The federal treasurer, Josh Frydenberg, says the upcoming budget will not take any “sharp pivots towards austerity”, with his focus on ensuring Australia’s economic recovery continues to create jobs.
In a pre-budget speech to be delivered in Canberra on Thursday, Frydenberg will outline the framework for the 11 May budget, saying the government’s strategy will remain on supporting the “transitioning” economy before any focus on budget repair.
Cautioning that Australia remains in “unusual and uncertain times”, Frydenberg also signals the government will provide further fiscal stimulus in a targeted manner in the budget, acknowledging the private sector is still emerging from the hit of the Covid-induced recession.
“Private sector growth is the essential ingredient in maintaining a strong economy and a sustainable fiscal position over the longer term, you can’t have one without the other,” Frydenberg will say, according to excerpts from his draft speech.
“Large scale government support is no substitute for sustainable jobs in profitable firms.”

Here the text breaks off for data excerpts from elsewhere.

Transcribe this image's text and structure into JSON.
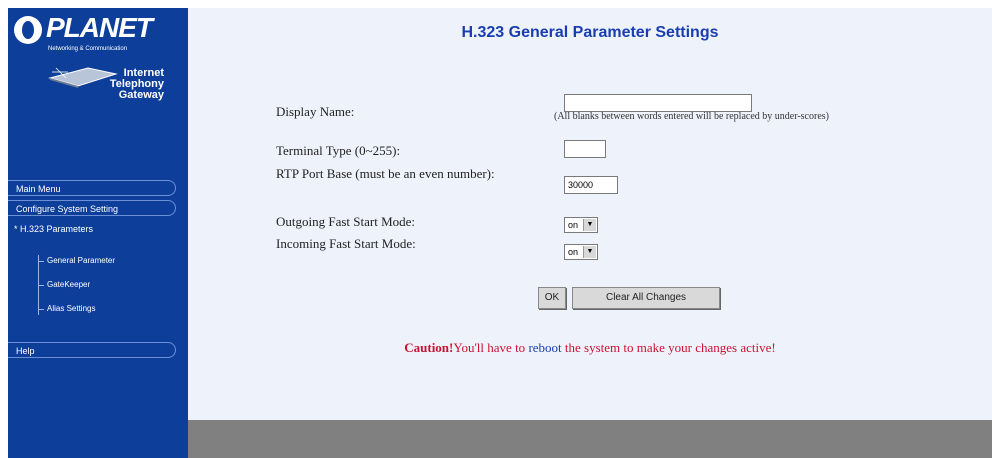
{
  "sidebar": {
    "logo_text": "PLANET",
    "logo_subtitle": "Networking & Communication",
    "product_lines": [
      "Internet",
      "Telephony",
      "Gateway"
    ],
    "menu": [
      {
        "label": "Main Menu"
      },
      {
        "label": "Configure System Setting"
      }
    ],
    "section_label": "* H.323 Parameters",
    "sub_items": [
      {
        "label": "General Parameter"
      },
      {
        "label": "GateKeeper"
      },
      {
        "label": "Alias Settings"
      }
    ],
    "help_label": "Help"
  },
  "main": {
    "title": "H.323 General Parameter Settings",
    "fields": {
      "display_name": {
        "label": "Display Name:",
        "value": ""
      },
      "display_hint": "(All blanks between words entered will be replaced by under-scores)",
      "terminal_type": {
        "label": "Terminal Type (0~255):",
        "value": ""
      },
      "rtp_port": {
        "label": "RTP Port Base (must be an even number):",
        "value": "30000"
      },
      "outgoing_fast_start": {
        "label": "Outgoing Fast Start Mode:",
        "value": "on"
      },
      "incoming_fast_start": {
        "label": "Incoming Fast Start Mode:",
        "value": "on"
      }
    },
    "buttons": {
      "ok": "OK",
      "clear": "Clear All Changes"
    },
    "caution": {
      "prefix": "Caution!",
      "before_link": "You'll have to ",
      "link": "reboot",
      "after_link": " the system to make your changes active!"
    }
  },
  "colors": {
    "sidebar": "#0d3f9a",
    "title": "#1a3eb0",
    "caution": "#cc1133",
    "footer": "#808080"
  }
}
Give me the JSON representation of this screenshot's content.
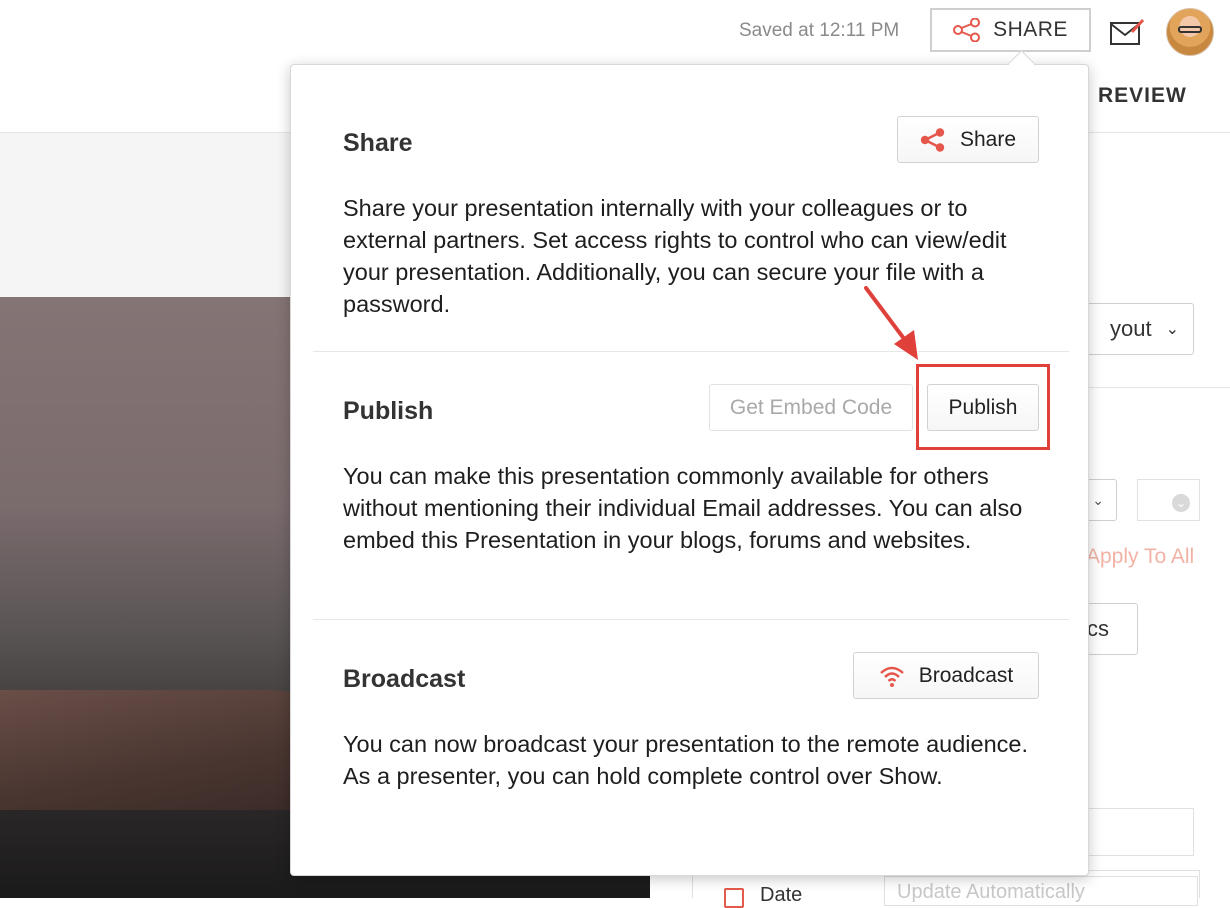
{
  "header": {
    "saved_status": "Saved at 12:11 PM",
    "share_button_label": "SHARE",
    "review_tab_label": "REVIEW",
    "share_icon": "share-icon",
    "mail_icon": "mail-edit-icon"
  },
  "background_panel": {
    "layout_button_label": "yout",
    "apply_to_all_label": "Apply To All",
    "truncated_button_label": "cs",
    "date_label": "Date",
    "update_select_value": "Update Automatically"
  },
  "popover": {
    "share": {
      "title": "Share",
      "button_label": "Share",
      "description": "Share your presentation internally with your colleagues or to external partners. Set access rights to control who can view/edit your presentation. Additionally, you can secure your file with a password."
    },
    "publish": {
      "title": "Publish",
      "embed_button_label": "Get Embed Code",
      "publish_button_label": "Publish",
      "description": "You can make this presentation commonly available for others without mentioning their individual Email addresses. You can also embed this Presentation in your blogs, forums and websites."
    },
    "broadcast": {
      "title": "Broadcast",
      "button_label": "Broadcast",
      "description": "You can now broadcast your presentation to the remote audience. As a presenter, you can hold complete control over Show."
    }
  },
  "colors": {
    "accent_red": "#e0403a",
    "icon_red": "#e4574a"
  }
}
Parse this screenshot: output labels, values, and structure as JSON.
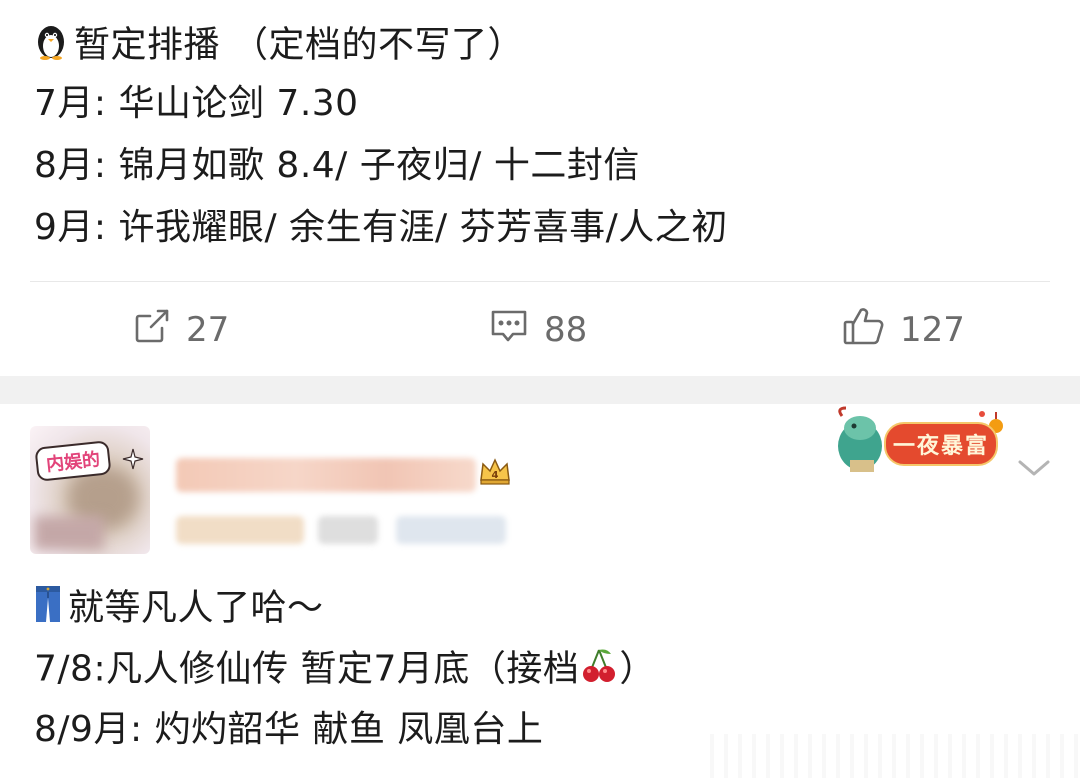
{
  "post1": {
    "lines": [
      "暂定排播 （定档的不写了）",
      "7月: 华山论剑 7.30",
      "8月: 锦月如歌 8.4/ 子夜归/ 十二封信",
      "9月: 许我耀眼/ 余生有涯/ 芬芳喜事/人之初"
    ],
    "first_line_icon": "penguin-icon",
    "actions": {
      "repost_count": "27",
      "comment_count": "88",
      "like_count": "127"
    }
  },
  "post2": {
    "avatar_badge": "内娱的",
    "sticker_text": "一夜暴富",
    "lines": [
      "就等凡人了哈～",
      "7/8:凡人修仙传 暂定7月底（接档",
      "）",
      "8/9月: 灼灼韶华 献鱼 凤凰台上"
    ],
    "first_line_icon": "jeans-icon",
    "inline_emoji": "cherry-icon"
  }
}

But he said with the government responding “flexibly” to rapidly changing circumstances, policies would continue to be adapted to underpin a private-sector-led recovery, with an eye on driving unemployment below 6%.
“We recognise the Covid-19 pandemic is far from over, and we know that some businesses and sectors are still doing it tough,” Frydenberg says.
“Against the backdrop of a highly uncertain global economic environment, it is prudent to continue to support the economy and ensure that our recovery is locked in. Looking further ahead, our challenge once we recover from this crisis, is to again rebuild our fiscal buffers. We have done it before and we will do it again.
“But we won’t be undertaking any sharp pivots towards ‘austerity.”
The approach, initially outlined by Frydenberg in last year’s budget, has so far seen the government focused on limiting the damage to the labour market from the pandemic downturn, with fiscal support to the economy peaking at 3.7% of GDP, or about $70bn, in the September quarter 2020.
By the March quarter this year, this support had more than halved to 1.4%, or about $30bn.
The 2020-21 budget confirmed the government’s overall stimulus had amounted to $507bn, including $257bn indirect economic support, leading to an estimated deficit this year of $213.7bn – equivalent to 11% of GDP.
The job keeper wage subsidy, which the Coalition initially resisted, is estimated to have supported nearly a million Australian businesses over the past 12 months. It was wound up at the end of March.
The $90bn program provided a wage subsidy to 3.6 million workers, paid directly to businesses who could demonstrate a decline in turnover, with some of those businesses going on to turn a profit.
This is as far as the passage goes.